Although the correlation between dN and the number of coexpressed genes was nearly as strong as that between dN and expression breadth and level, for dS, the latter correlation was substantially stronger (table 1). This is not surprising, because codon usage adaptation is particularly important for highly expressed genes (Carbone, Zinovyev, and Kepes 2003). Partial correlation, rXY·Z where X = number of coexpressed genes, Y = substitution rate, and Z = expression level, was used to control for the effects of expression level on the relationship between the number of coexpressed genes and substitution rates. In all cases where the substitution rate was found to be significantly correlated with the number of coexpressed genes—dN, dS, and d(3' UTR) (table 1)—the application of partial correlation did not result in any significant decrease of the correlation coefficient; that is, rXY·Z is not significantly smaller than rXY (0.38 < P < 0.56). Thus, the effect of the number of coexpressed genes on substitution rates is not based on any correlation between the number of coexpressed genes and the expression level.
The relationship between gene coexpression and evolutionary rate was further examined by comparing the r-values between pairs of human gene expression patterns with their pairwise gene substitution rate differences (fig. 6 and table 1). The results show that bins of human genes with similar values of dN between human and mouse (i.e., those genes that evolve at similar rates) have a greater fraction of pairwise r-values 0.7. This negative correlation was substantial and statistically significant (fig. 6 and table 1). In contrast, the pairwise dS difference between human genes did not correlate with the difference in expression patterns (fig. 6). Thus, genes with similar patterns of expression tend to evolve at similar rates, and the selection that leads to such coevolution appears to operate primarily at the protein sequence level. The difference in evolution rates of 5' and 3' UTRs also negatively correlated with pairwise r-values between human gene expression patterns, although the effect, statistically significant because of the large number of analyzed gene pairs (table 1), was not nearly as pronounced as seen for dN (fig. 6). As with other comparisons between evolutionary rate and expression patterns, the magnitude of this relationship was greater for 3' UTRs, suggesting that this region is more functionally relevant than the 5' UTR with respect to the pattern of gene expression. Qualitatively identical results are seen when the mouse expression data was used to compare r-values between pairs of mouse genes with pairwise human-mouse gene substitution rate differences (see supplementary figure 5b).

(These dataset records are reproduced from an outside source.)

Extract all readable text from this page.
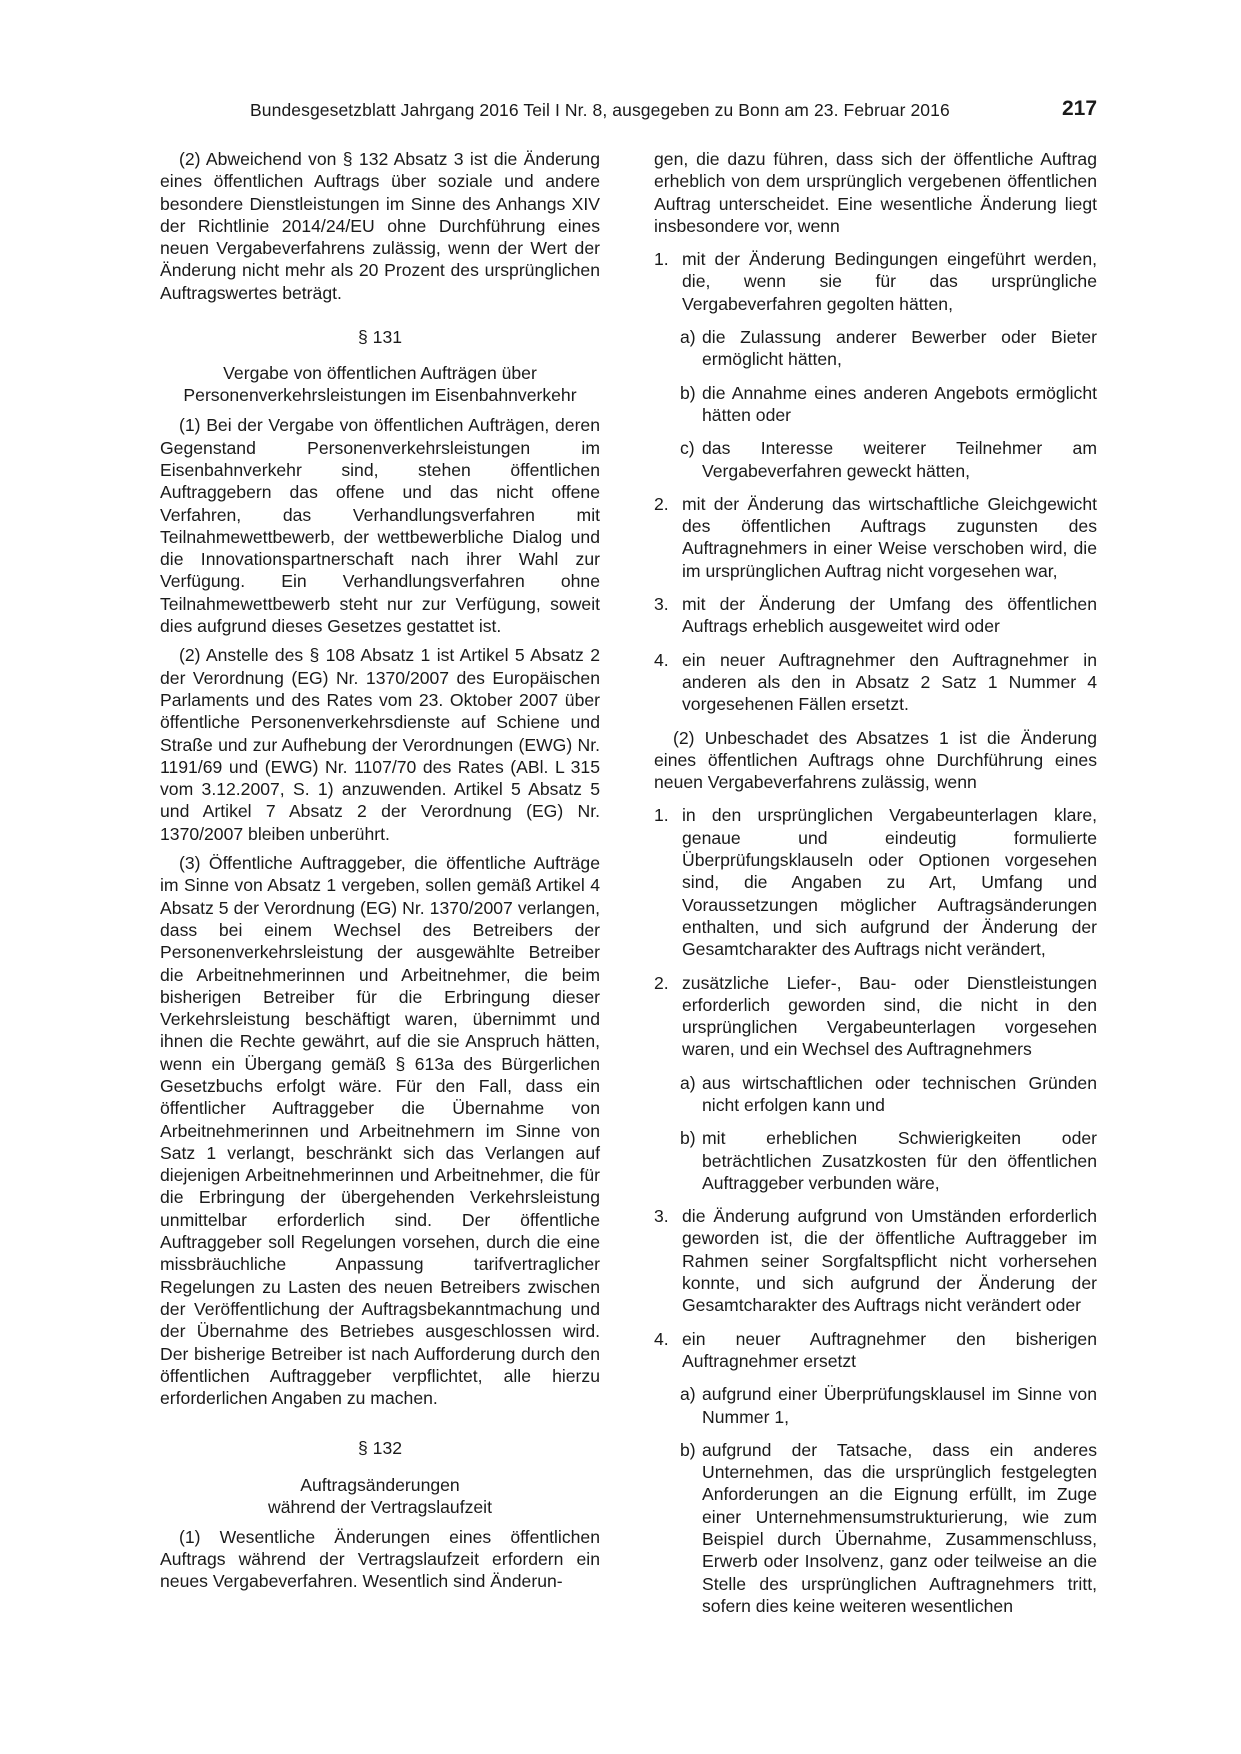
Bundesgesetzblatt Jahrgang 2016 Teil I Nr. 8, ausgegeben zu Bonn am 23. Februar 2016	217

(2) Abweichend von § 132 Absatz 3 ist die Änderung eines öffentlichen Auftrags über soziale und andere besondere Dienstleistungen im Sinne des Anhangs XIV der Richtlinie 2014/24/EU ohne Durchführung eines neuen Vergabeverfahrens zulässig, wenn der Wert der Änderung nicht mehr als 20 Prozent des ursprünglichen Auftragswertes beträgt.

§ 131
Vergabe von öffentlichen Aufträgen über
Personenverkehrsleistungen im Eisenbahnverkehr

(1) Bei der Vergabe von öffentlichen Aufträgen, deren Gegenstand Personenverkehrsleistungen im Eisenbahnverkehr sind, stehen öffentlichen Auftraggebern das offene und das nicht offene Verfahren, das Verhandlungsverfahren mit Teilnahmewettbewerb, der wettbewerbliche Dialog und die Innovationspartnerschaft nach ihrer Wahl zur Verfügung. Ein Verhandlungsverfahren ohne Teilnahmewettbewerb steht nur zur Verfügung, soweit dies aufgrund dieses Gesetzes gestattet ist.

(2) Anstelle des § 108 Absatz 1 ist Artikel 5 Absatz 2 der Verordnung (EG) Nr. 1370/2007 des Europäischen Parlaments und des Rates vom 23. Oktober 2007 über öffentliche Personenverkehrsdienste auf Schiene und Straße und zur Aufhebung der Verordnungen (EWG) Nr. 1191/69 und (EWG) Nr. 1107/70 des Rates (ABl. L 315 vom 3.12.2007, S. 1) anzuwenden. Artikel 5 Absatz 5 und Artikel 7 Absatz 2 der Verordnung (EG) Nr. 1370/2007 bleiben unberührt.

(3) Öffentliche Auftraggeber, die öffentliche Aufträge im Sinne von Absatz 1 vergeben, sollen gemäß Artikel 4 Absatz 5 der Verordnung (EG) Nr. 1370/2007 verlangen, dass bei einem Wechsel des Betreibers der Personenverkehrsleistung der ausgewählte Betreiber die Arbeitnehmerinnen und Arbeitnehmer, die beim bisherigen Betreiber für die Erbringung dieser Verkehrsleistung beschäftigt waren, übernimmt und ihnen die Rechte gewährt, auf die sie Anspruch hätten, wenn ein Übergang gemäß § 613a des Bürgerlichen Gesetzbuchs erfolgt wäre. Für den Fall, dass ein öffentlicher Auftraggeber die Übernahme von Arbeitnehmerinnen und Arbeitnehmern im Sinne von Satz 1 verlangt, beschränkt sich das Verlangen auf diejenigen Arbeitnehmerinnen und Arbeitnehmer, die für die Erbringung der übergehenden Verkehrsleistung unmittelbar erforderlich sind. Der öffentliche Auftraggeber soll Regelungen vorsehen, durch die eine missbräuchliche Anpassung tarifvertraglicher Regelungen zu Lasten des neuen Betreibers zwischen der Veröffentlichung der Auftragsbekanntmachung und der Übernahme des Betriebes ausgeschlossen wird. Der bisherige Betreiber ist nach Aufforderung durch den öffentlichen Auftraggeber verpflichtet, alle hierzu erforderlichen Angaben zu machen.

§ 132
Auftragsänderungen
während der Vertragslaufzeit

(1) Wesentliche Änderungen eines öffentlichen Auftrags während der Vertragslaufzeit erfordern ein neues Vergabeverfahren. Wesentlich sind Änderun-

gen, die dazu führen, dass sich der öffentliche Auftrag erheblich von dem ursprünglich vergebenen öffentlichen Auftrag unterscheidet. Eine wesentliche Änderung liegt insbesondere vor, wenn

1. mit der Änderung Bedingungen eingeführt werden, die, wenn sie für das ursprüngliche Vergabeverfahren gegolten hätten,
a) die Zulassung anderer Bewerber oder Bieter ermöglicht hätten,
b) die Annahme eines anderen Angebots ermöglicht hätten oder
c) das Interesse weiterer Teilnehmer am Vergabeverfahren geweckt hätten,
2. mit der Änderung das wirtschaftliche Gleichgewicht des öffentlichen Auftrags zugunsten des Auftragnehmers in einer Weise verschoben wird, die im ursprünglichen Auftrag nicht vorgesehen war,
3. mit der Änderung der Umfang des öffentlichen Auftrags erheblich ausgeweitet wird oder
4. ein neuer Auftragnehmer den Auftragnehmer in anderen als den in Absatz 2 Satz 1 Nummer 4 vorgesehenen Fällen ersetzt.

(2) Unbeschadet des Absatzes 1 ist die Änderung eines öffentlichen Auftrags ohne Durchführung eines neuen Vergabeverfahrens zulässig, wenn

1. in den ursprünglichen Vergabeunterlagen klare, genaue und eindeutig formulierte Überprüfungsklauseln oder Optionen vorgesehen sind, die Angaben zu Art, Umfang und Voraussetzungen möglicher Auftragsänderungen enthalten, und sich aufgrund der Änderung der Gesamtcharakter des Auftrags nicht verändert,
2. zusätzliche Liefer-, Bau- oder Dienstleistungen erforderlich geworden sind, die nicht in den ursprünglichen Vergabeunterlagen vorgesehen waren, und ein Wechsel des Auftragnehmers
a) aus wirtschaftlichen oder technischen Gründen nicht erfolgen kann und
b) mit erheblichen Schwierigkeiten oder beträchtlichen Zusatzkosten für den öffentlichen Auftraggeber verbunden wäre,
3. die Änderung aufgrund von Umständen erforderlich geworden ist, die der öffentliche Auftraggeber im Rahmen seiner Sorgfaltspflicht nicht vorhersehen konnte, und sich aufgrund der Änderung der Gesamtcharakter des Auftrags nicht verändert oder
4. ein neuer Auftragnehmer den bisherigen Auftragnehmer ersetzt
a) aufgrund einer Überprüfungsklausel im Sinne von Nummer 1,
b) aufgrund der Tatsache, dass ein anderes Unternehmen, das die ursprünglich festgelegten Anforderungen an die Eignung erfüllt, im Zuge einer Unternehmensumstrukturierung, wie zum Beispiel durch Übernahme, Zusammenschluss, Erwerb oder Insolvenz, ganz oder teilweise an die Stelle des ursprünglichen Auftragnehmers tritt, sofern dies keine weiteren wesentlichen
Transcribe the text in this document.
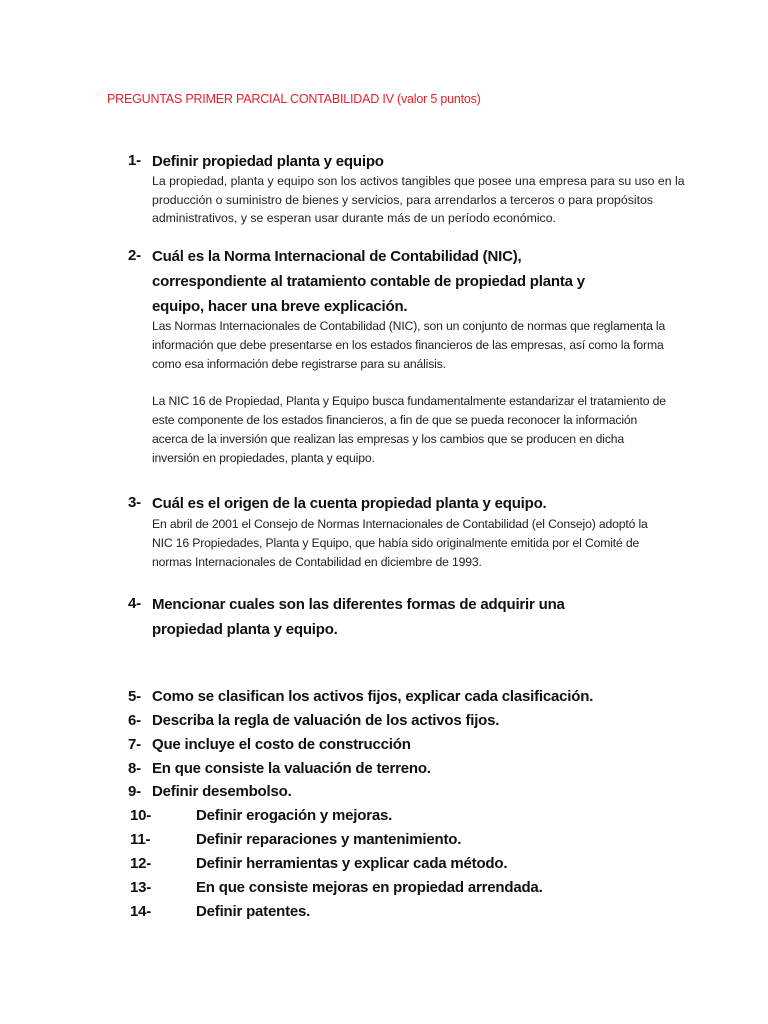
PREGUNTAS PRIMER PARCIAL CONTABILIDAD IV (valor 5 puntos)
1- Definir propiedad planta y equipo
La propiedad, planta y equipo son los activos tangibles que posee una empresa para su uso en la producción o suministro de bienes y servicios, para arrendarlos a terceros o para propósitos administrativos, y se esperan usar durante más de un período económico.
2- Cuál es la Norma Internacional de Contabilidad (NIC),
correspondiente al tratamiento contable de propiedad planta y
equipo, hacer una breve explicación.
Las Normas Internacionales de Contabilidad (NIC), son un conjunto de normas que reglamenta la información que debe presentarse en los estados financieros de las empresas, así como la forma como esa información debe registrarse para su análisis.
La NIC 16 de Propiedad, Planta y Equipo busca fundamentalmente estandarizar el tratamiento de este componente de los estados financieros, a fin de que se pueda reconocer la información acerca de la inversión que realizan las empresas y los cambios que se producen en dicha inversión en propiedades, planta y equipo.
3- Cuál es el origen de la cuenta propiedad planta y equipo.
En abril de 2001 el Consejo de Normas Internacionales de Contabilidad (el Consejo) adoptó la NIC 16 Propiedades, Planta y Equipo, que había sido originalmente emitida por el Comité de normas Internacionales de Contabilidad en diciembre de 1993.
4- Mencionar cuales son las diferentes formas de adquirir una
propiedad planta y equipo.
5- Como se clasifican los activos fijos, explicar cada clasificación.
6- Describa la regla de valuación de los activos fijos.
7- Que incluye el costo de construcción
8- En que consiste la valuación de terreno.
9- Definir desembolso.
10-	Definir erogación y mejoras.
11-	Definir reparaciones y mantenimiento.
12-	Definir herramientas y explicar cada método.
13-	En que consiste mejoras en propiedad arrendada.
14-	Definir patentes.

FIG. 6.— Coexpressed human genes have similar substitution rates. Fractions of pairwise correlation coefficient values, where r 0.7 between human genes, are shown for 10 ascending bins of pairwise human-mouse orthologous gene substitution rate differences.
The connection between gene coexpression and evolutionary conservation on a longer timescale was investigated by considering the expression data along with the patterns of phyletic distribution inferred from the recently developed collection of eukaryotic KOGs (Tatusov et al. 2003; Koonin et al. 2004). Each human gene was mapped to a specific KOG and assigned a phyletic pattern; that is, the pattern of presence/absence of orthologous genes from the given KOG among seven eukaryotic species. The phyletic patterns of KOGs were compared to determine their similarity in terms of propensities for gene gain and loss over the approximately 1.8 billion years of eukaryotic crown group evolution (Krylov et al. 2003). A statistically significant positive correlation was detected between the similarity of evolutionary patterns of gain-loss and the level of coexpression among pairs of human genes (fig. 7 and table 1). Thus, coexpressed genes tend to evolve under similar long-term evolutionary constraints.
FIG. 7.— Coexpressed human genes have similar phyletic patterns. The fractions of coexpressed gene pairs (r 0.7) are shown for 10 ascending bins of phyletic similarity values (see Materials and Methods).
Human-Mouse Sequence Divergence Versus Expression Profile Divergence
Expression data collected for human and mouse were further compared to assess levels of regulatory divergence (divergence of expression profiles) between orthologous genes in the two species. From the original series of microarray experiments (Su et al. 2002), 19 tissues that were studied in both human and mouse were identified. Relative levels of gene expression across these tissues in both species were taken as vectors, and pairs of vectors for human-mouse orthologous genes were compared to measure the extent of regulatory divergence between species. In a general agreement with the original report (Su et al. 2002), the r-values for orthologs displayed a narrow distribution with the median at approximately 0.4. This was in sharp contrast to the distribution of r-values for nonorthologous human and mouse genes, which had a median of approximately 0 (fig. 8). The difference between the two distributions is highly statistically significant (P << 10–10). Surprisingly, however, when the resulting r-values were compared with the levels of sequence divergence to determine whether sequence and regulatory divergence were correlated, no significant correlation between the human-mouse expression pattern divergence and the four different measures, dN, dS, d(5' UTR), and d(3' UTR), of human-mouse sequence divergence was detected (fig. 9 and table 1). This finding stands in contrast with the results of the recent analysis of the connection between the sequence and expression divergence between paralogous human genes, where a significant negative correlation was observed between the correlation coefficients of the expression profiles and sequence divergence (Makova and Li 2003). However, an earlier study of yeast duplicate genes found no correlation between gene sequence and gene expression pattern divergence (Wagner 2000). The apparent disparity between orthologs and paralogs in terms of expression evolution in mammals seems to suggest unexpected differences in the evolutionary modes and deserves further investigation.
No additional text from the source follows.